Do you live in London and rent your home from a private landlord? I say “your home” rather than “a house” or “a flat” because there is an all too common attitude amongst landlords that you are living in their home, that they are in fact doing you a favour by allowing you to be a guest there.
But whilst the landlord does own the house, it is your home.
It might not feel that way, for good reason. Britain has one of the least stable and most under-regulated private markets in Europe. Most tenancies range from six months to a year, landlords can put rents up as much as they please and can evict you for no reason with just two months’ notice.
Aside from the introduction of deposit protection, the laws related to private renting have barely changed since the abolition of rent controls in 1989. This is despite an explosion in the size of the sector in London since the turn of the millennium. In 2000, just ten per cent of Londoners rented from a private landlord. Now a quarter of us do – over 800,000 households. A sector that was once predominantly made up of young single people now includes a large and growing number of families with children.
Recently I published research which shows that unless action is taken to limit rent increases, average rents in London will hit £1,600 by the end of Boris Johnson’s second term in 2016. Out of control rent increases are driving people out of their communities and even outside of London altogether.
Young people are being hit particularly hard. If you’re a young professional on a moderate income you won’t quality for a secure social tenancy and you can’t save enough to buy your own home. Private renting is increasingly a necessity rather than a choice.
Nationally, more than half of those aged under-35 rent their home from a private landlord. Many, if not most, of them earn a level of salary which thirty years ago would have easily allowed them to buy their own home. Yet, unlike the property owning baby boomer generation, who were able to buy their homes cheap and watch them balloon in value, they are paying so much in rent that they cannot afford to save enough to raise a deposit.
In the early 1980s the average price of a house in London was less than £50,000 (inflation adjusted). Today, average London house prices are soaring towards the £500,000 mark. There is not so much a wealth gap between the generations but a wealth gulf.
With renting privately the only option for growing numbers on moderate and low incomes, and demand for private rented housing vastly outstripping supply, the case for reform of the sector in the interests of tenants is clear. Fortunately we don’t have to look far beyond our own national borders to see what such reform might look like, and how it would benefit tenants.
In excess of 60% of Germans rent from a private landlord. Germany combines a high level of house building with firm regulation of private tenancies. Rents are regulated, tenancies are longer (often unlimited) and landlords have no power to evict good tenants unless they can prove they need to move back into the property.

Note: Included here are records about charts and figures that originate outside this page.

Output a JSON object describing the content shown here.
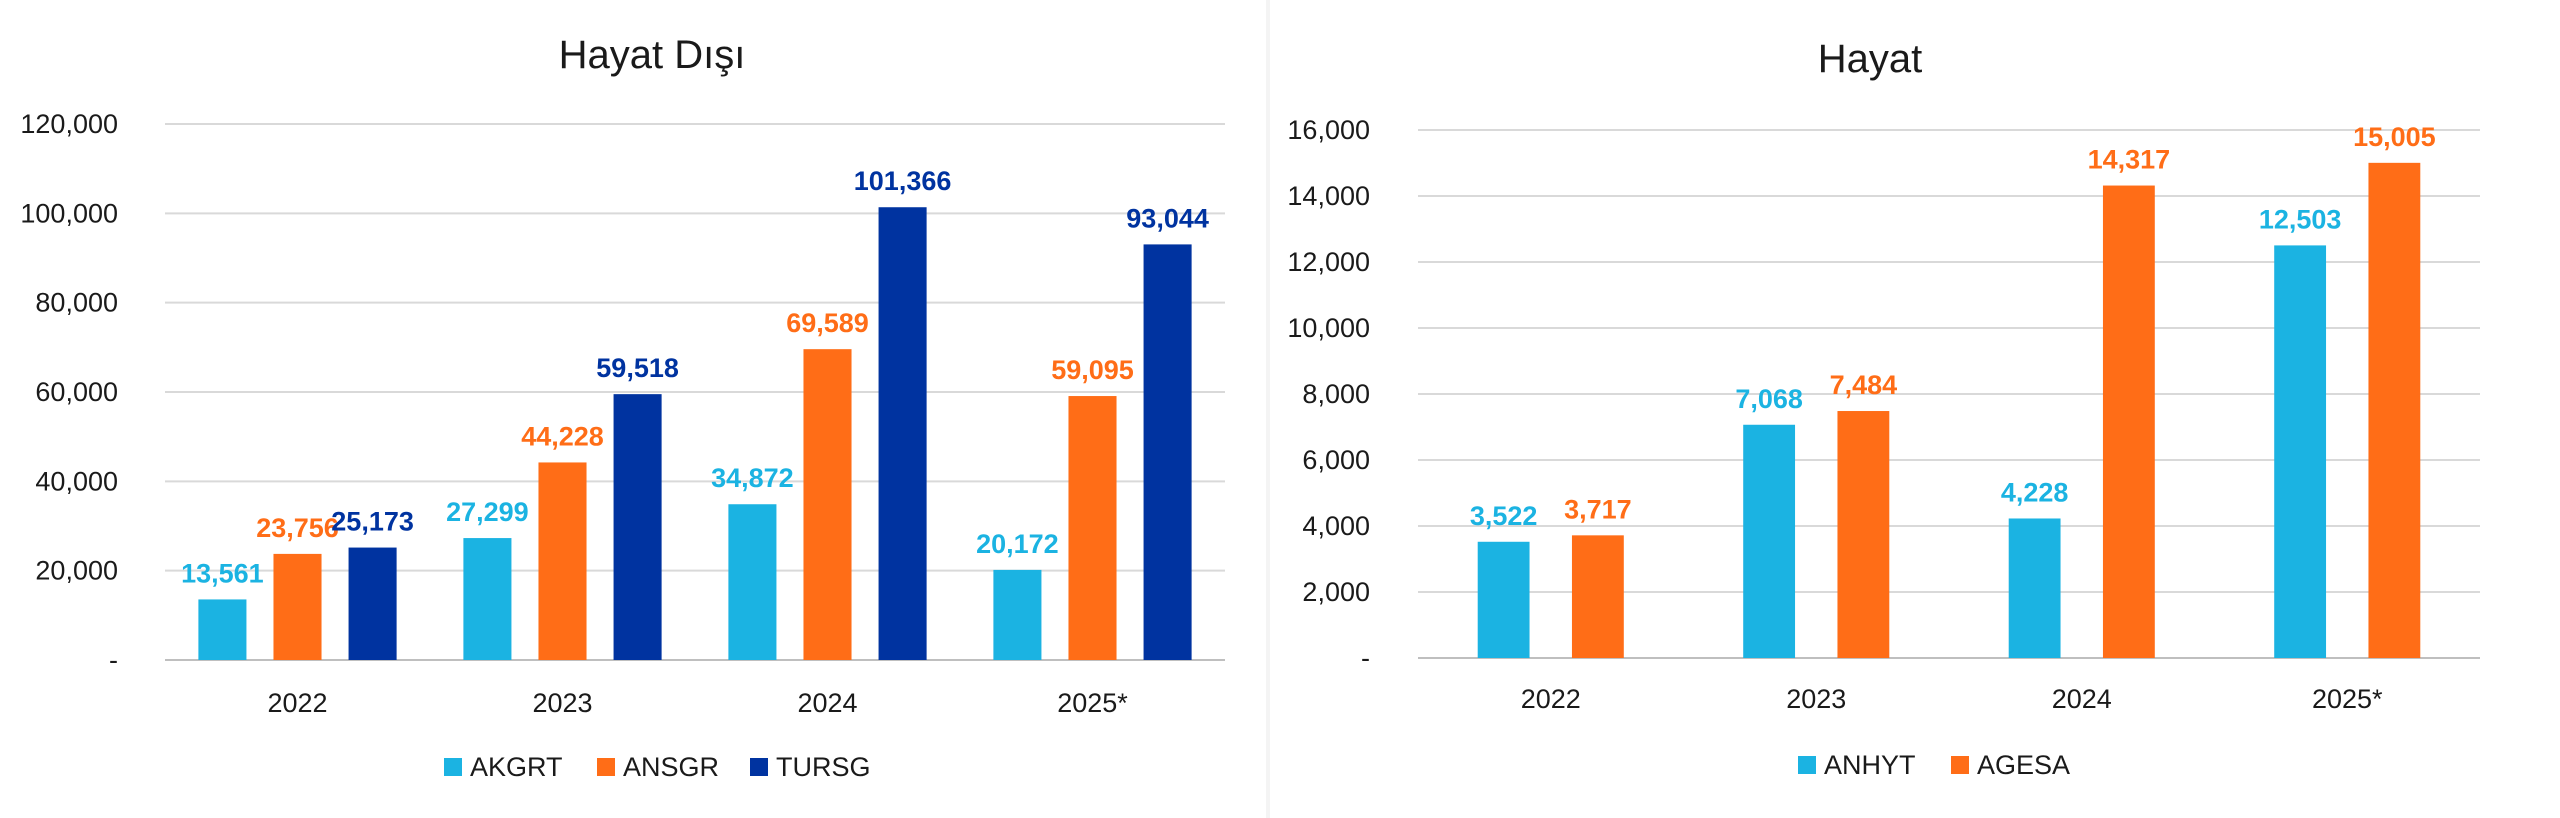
{
  "colors": {
    "AKGRT": "#1bb3e2",
    "ANSGR": "#ff6d17",
    "TURSG": "#0033a0",
    "ANHYT": "#1bb3e2",
    "AGESA": "#ff6d17",
    "label_light": "#1bb3e2",
    "label_orange": "#ff6d17",
    "label_dark": "#0033a0"
  },
  "chart_data": [
    {
      "type": "bar",
      "title": "Hayat Dışı",
      "categories": [
        "2022",
        "2023",
        "2024",
        "2025*"
      ],
      "series": [
        {
          "name": "AKGRT",
          "values": [
            13561,
            27299,
            34872,
            20172
          ],
          "labels": [
            "13,561",
            "27,299",
            "34,872",
            "20,172"
          ]
        },
        {
          "name": "ANSGR",
          "values": [
            23756,
            44228,
            69589,
            59095
          ],
          "labels": [
            "23,756",
            "44,228",
            "69,589",
            "59,095"
          ]
        },
        {
          "name": "TURSG",
          "values": [
            25173,
            59518,
            101366,
            93044
          ],
          "labels": [
            "25,173",
            "59,518",
            "101,366",
            "93,044"
          ]
        }
      ],
      "ylim": [
        0,
        120000
      ],
      "yticks": [
        0,
        20000,
        40000,
        60000,
        80000,
        100000,
        120000
      ],
      "ytick_labels": [
        "-",
        "20,000",
        "40,000",
        "60,000",
        "80,000",
        "100,000",
        "120,000"
      ],
      "grid": true,
      "legend": "bottom"
    },
    {
      "type": "bar",
      "title": "Hayat",
      "categories": [
        "2022",
        "2023",
        "2024",
        "2025*"
      ],
      "series": [
        {
          "name": "ANHYT",
          "values": [
            3522,
            7068,
            4228,
            12503
          ],
          "labels": [
            "3,522",
            "7,068",
            "4,228",
            "12,503"
          ]
        },
        {
          "name": "AGESA",
          "values": [
            3717,
            7484,
            14317,
            15005
          ],
          "labels": [
            "3,717",
            "7,484",
            "14,317",
            "15,005"
          ]
        }
      ],
      "ylim": [
        0,
        16000
      ],
      "yticks": [
        0,
        2000,
        4000,
        6000,
        8000,
        10000,
        12000,
        14000,
        16000
      ],
      "ytick_labels": [
        "-",
        "2,000",
        "4,000",
        "6,000",
        "8,000",
        "10,000",
        "12,000",
        "14,000",
        "16,000"
      ],
      "grid": true,
      "legend": "bottom"
    }
  ]
}
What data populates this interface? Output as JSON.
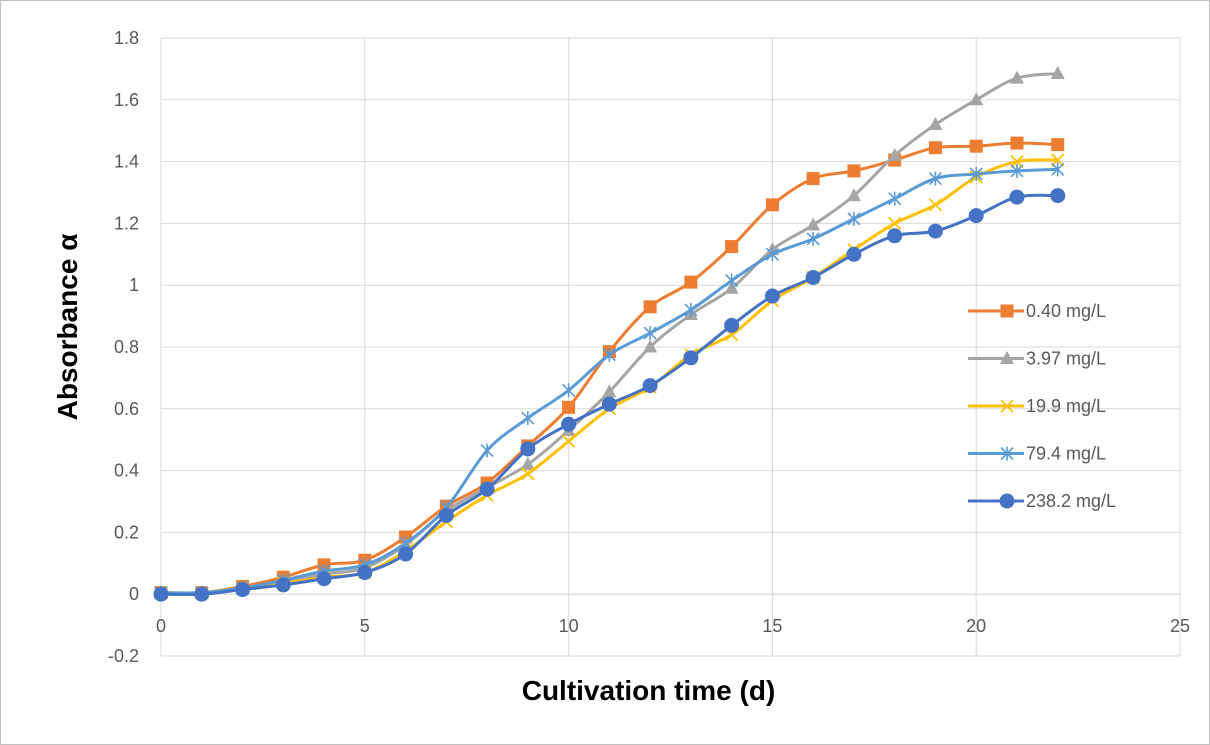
{
  "chart_data": {
    "type": "line",
    "title": "",
    "xlabel": "Cultivation time (d)",
    "ylabel": "Absorbance α",
    "xlim": [
      0,
      25
    ],
    "ylim": [
      -0.2,
      1.8
    ],
    "x_ticks": [
      0,
      5,
      10,
      15,
      20,
      25
    ],
    "y_ticks": [
      -0.2,
      0,
      0.2,
      0.4,
      0.6,
      0.8,
      1,
      1.2,
      1.4,
      1.6,
      1.8
    ],
    "x_tick_labels": [
      "0",
      "5",
      "10",
      "15",
      "20",
      "25"
    ],
    "y_tick_labels": [
      "-0.2",
      "0",
      "0.2",
      "0.4",
      "0.6",
      "0.8",
      "1",
      "1.2",
      "1.4",
      "1.6",
      "1.8"
    ],
    "grid": true,
    "smooth": true,
    "legend_position": "right",
    "x": [
      0,
      1,
      2,
      3,
      4,
      5,
      6,
      7,
      8,
      9,
      10,
      11,
      12,
      13,
      14,
      15,
      16,
      17,
      18,
      19,
      20,
      21,
      22
    ],
    "series": [
      {
        "name": "0.40 mg/L",
        "color": "#ED7D31",
        "marker": "square",
        "values": [
          0.005,
          0.005,
          0.025,
          0.055,
          0.095,
          0.11,
          0.185,
          0.285,
          0.36,
          0.48,
          0.605,
          0.785,
          0.93,
          1.01,
          1.125,
          1.26,
          1.345,
          1.37,
          1.405,
          1.445,
          1.45,
          1.46,
          1.455
        ]
      },
      {
        "name": "3.97 mg/L",
        "color": "#A5A5A5",
        "marker": "triangle",
        "values": [
          0.005,
          0.005,
          0.02,
          0.04,
          0.065,
          0.085,
          0.16,
          0.27,
          0.345,
          0.42,
          0.53,
          0.655,
          0.8,
          0.905,
          0.99,
          1.115,
          1.195,
          1.29,
          1.42,
          1.52,
          1.6,
          1.67,
          1.685
        ]
      },
      {
        "name": "19.9 mg/L",
        "color": "#FFC000",
        "marker": "x",
        "values": [
          0.005,
          0.005,
          0.02,
          0.035,
          0.055,
          0.07,
          0.14,
          0.235,
          0.32,
          0.39,
          0.495,
          0.6,
          0.67,
          0.775,
          0.84,
          0.95,
          1.025,
          1.115,
          1.2,
          1.26,
          1.35,
          1.4,
          1.405
        ]
      },
      {
        "name": "79.4 mg/L",
        "color": "#5B9BD5",
        "marker": "asterisk",
        "values": [
          0.005,
          0.005,
          0.02,
          0.045,
          0.075,
          0.095,
          0.165,
          0.28,
          0.465,
          0.57,
          0.66,
          0.775,
          0.845,
          0.92,
          1.015,
          1.1,
          1.15,
          1.215,
          1.28,
          1.345,
          1.36,
          1.37,
          1.375
        ]
      },
      {
        "name": "238.2 mg/L",
        "color": "#4472C4",
        "marker": "circle",
        "values": [
          0.0,
          0.0,
          0.015,
          0.03,
          0.05,
          0.07,
          0.13,
          0.255,
          0.34,
          0.47,
          0.55,
          0.615,
          0.675,
          0.765,
          0.87,
          0.965,
          1.025,
          1.1,
          1.16,
          1.175,
          1.225,
          1.285,
          1.29
        ]
      }
    ]
  }
}
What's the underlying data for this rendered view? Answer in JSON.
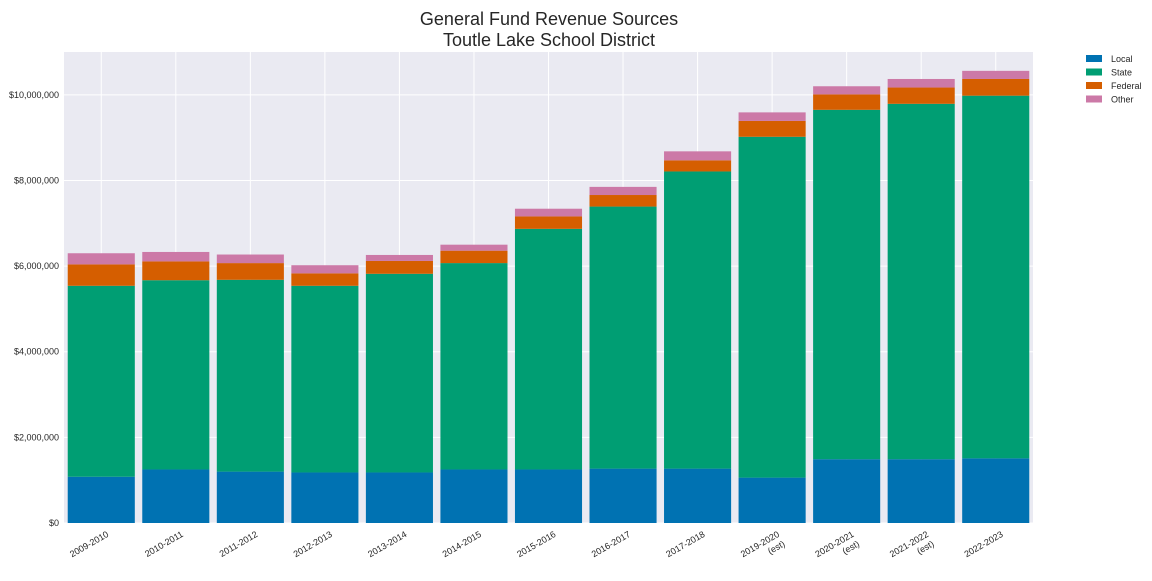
{
  "chart_data": {
    "type": "bar",
    "stacked": true,
    "title": [
      "General Fund Revenue Sources",
      "Toutle Lake School District"
    ],
    "xlabel": "",
    "ylabel": "",
    "categories": [
      [
        "2009-2010"
      ],
      [
        "2010-2011"
      ],
      [
        "2011-2012"
      ],
      [
        "2012-2013"
      ],
      [
        "2013-2014"
      ],
      [
        "2014-2015"
      ],
      [
        "2015-2016"
      ],
      [
        "2016-2017"
      ],
      [
        "2017-2018"
      ],
      [
        "2019-2020",
        "(est)"
      ],
      [
        "2020-2021",
        "(est)"
      ],
      [
        "2021-2022",
        "(est)"
      ],
      [
        "2022-2023"
      ]
    ],
    "series": [
      {
        "name": "Local",
        "color": "#0072b2",
        "values": [
          1080000,
          1250000,
          1200000,
          1180000,
          1180000,
          1250000,
          1250000,
          1270000,
          1270000,
          1060000,
          1490000,
          1490000,
          1510000
        ]
      },
      {
        "name": "State",
        "color": "#009e73",
        "values": [
          4460000,
          4420000,
          4480000,
          4360000,
          4640000,
          4820000,
          5620000,
          6120000,
          6940000,
          7960000,
          8160000,
          8300000,
          8470000
        ]
      },
      {
        "name": "Federal",
        "color": "#d55e00",
        "values": [
          500000,
          440000,
          390000,
          290000,
          300000,
          290000,
          290000,
          270000,
          260000,
          370000,
          360000,
          380000,
          390000
        ]
      },
      {
        "name": "Other",
        "color": "#cc79a7",
        "values": [
          260000,
          220000,
          200000,
          190000,
          140000,
          140000,
          180000,
          190000,
          210000,
          200000,
          190000,
          200000,
          190000
        ]
      }
    ],
    "ylim": [
      0,
      11000000
    ],
    "yticks": [
      0,
      2000000,
      4000000,
      6000000,
      8000000,
      10000000
    ],
    "ytick_labels": [
      "$0",
      "$2,000,000",
      "$4,000,000",
      "$6,000,000",
      "$8,000,000",
      "$10,000,000"
    ],
    "grid": true,
    "background": "#eaeaf2",
    "legend_position": "outside-top-right"
  }
}
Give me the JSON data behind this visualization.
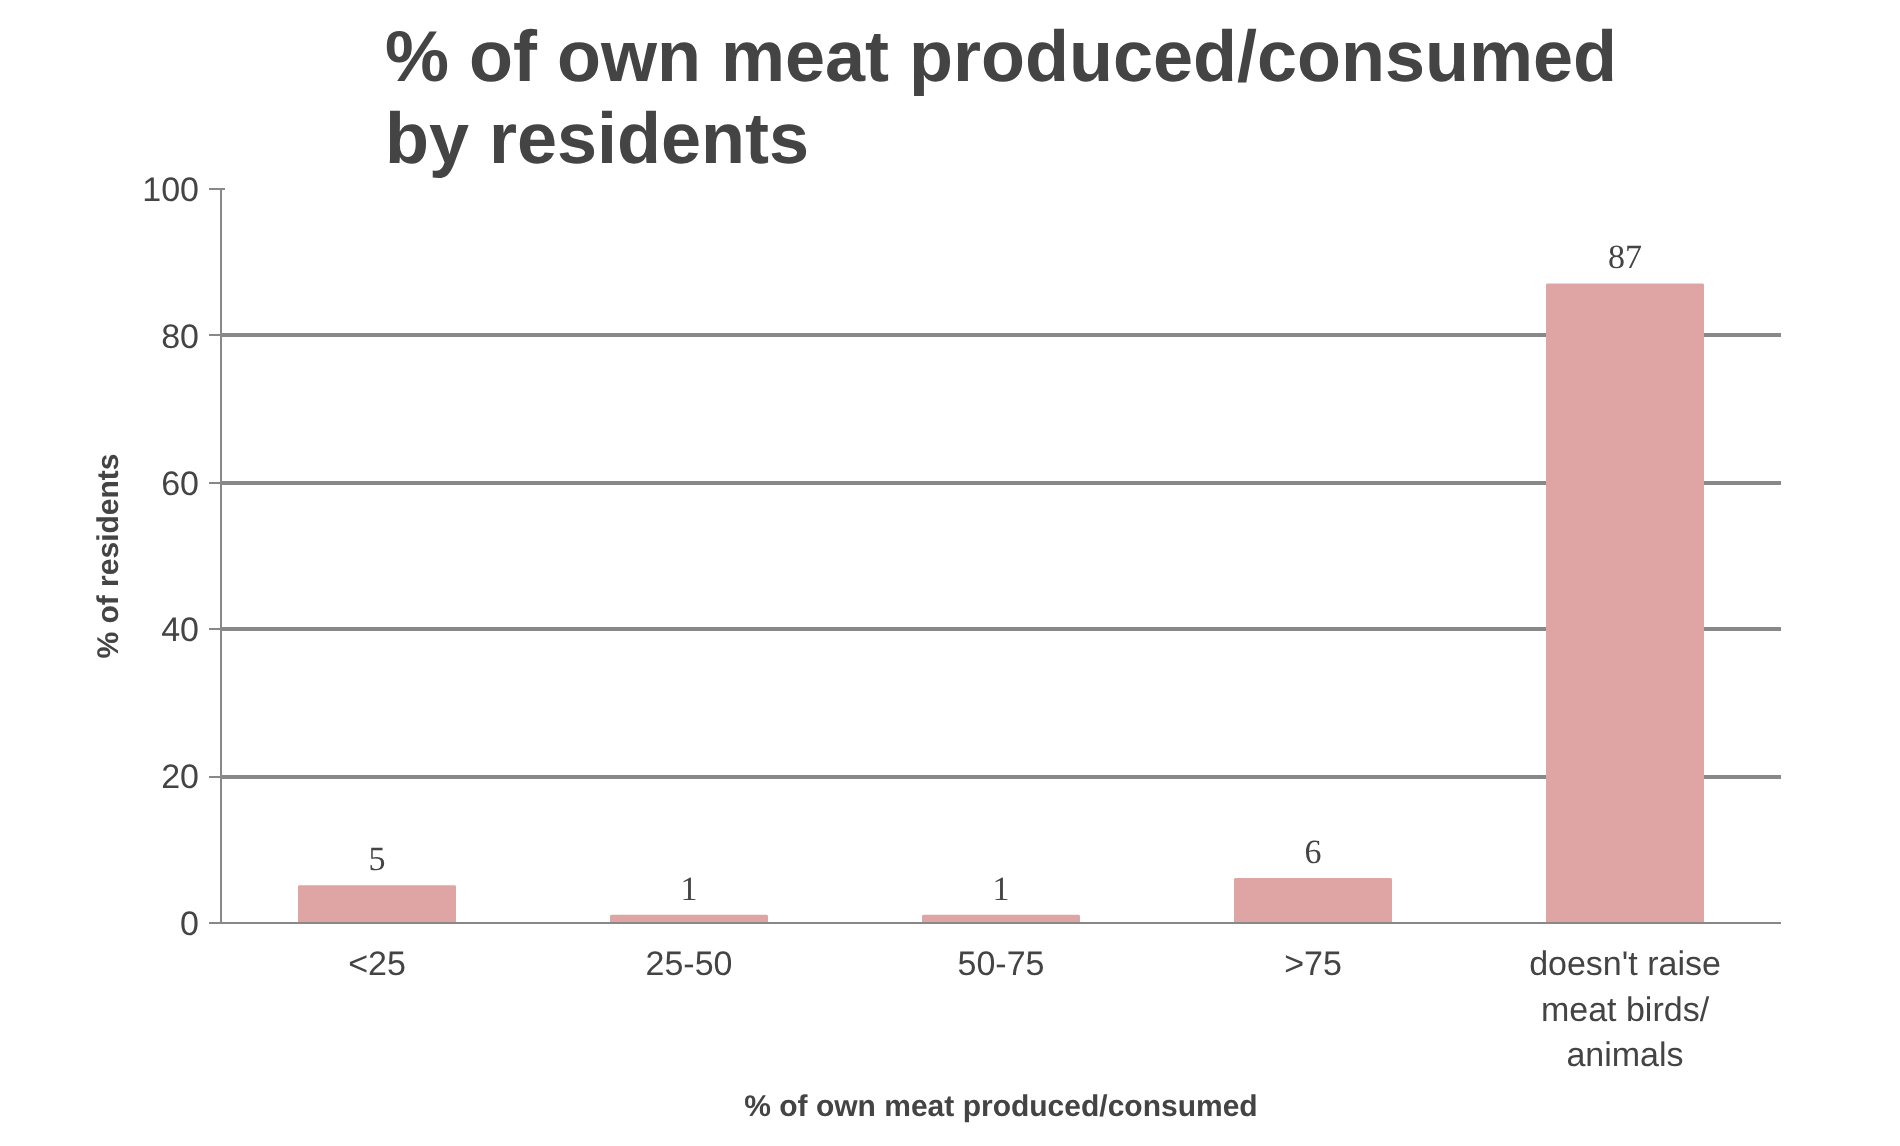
{
  "chart_data": {
    "type": "bar",
    "title": "% of own meat produced/consumed\nby residents",
    "xlabel": "% of own meat produced/consumed",
    "ylabel": "% of residents",
    "categories": [
      "<25",
      "25-50",
      "50-75",
      ">75",
      "doesn't raise\nmeat birds/\nanimals"
    ],
    "values": [
      5,
      1,
      1,
      6,
      87
    ],
    "color": "#dfa5a4",
    "ylim": [
      0,
      100
    ],
    "yticks": [
      0,
      20,
      40,
      60,
      80,
      100
    ],
    "grid": "y",
    "data_labels": true
  }
}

Tenants in this country, and in London especially, stand to benefit hugely from such a system. Unfortunately our politicians are still reluctant to say anything about tenancy and rent reform. Labour has made some very welcome proposals to stamp out rip off fees charged by lettings agencies, and for compulsory registration of landlords. But this should be just the beginning of much more substantial reform to the sector.
Perhaps the core of the problem is that we are governed by a group of politicians who all own their own homes, and where a quarter of Conservative MPs are private landlords. There seems to be a clear lack of understanding in Parliament about what it’s like to have to move your whole life every six months or a year, not knowing what your rent might be in a few months’ time or whether you and your children will be able to stay in the local area.
It’s true that most British people, unusually in global terms, aspire to own their own home. Successive governments have focussed primarily on policies to promote home ownership. Yet it is some of these very policies that have, ironically, made it harder and harder for my generation to realise that aspiration. The Coalition’s latest offering, Help to Buy, is typical of this approach to housing policy: it helps a relatively small group of people buy a home with massive debt whilst inflating house prices further beyond the reach of others.
Whatever future governments do to ease the housing crisis, private renting on a large scale is here for the foreseeable future. Let’s make it a decent, stable place to live, and turn the landlord’s house into the tenant’s home.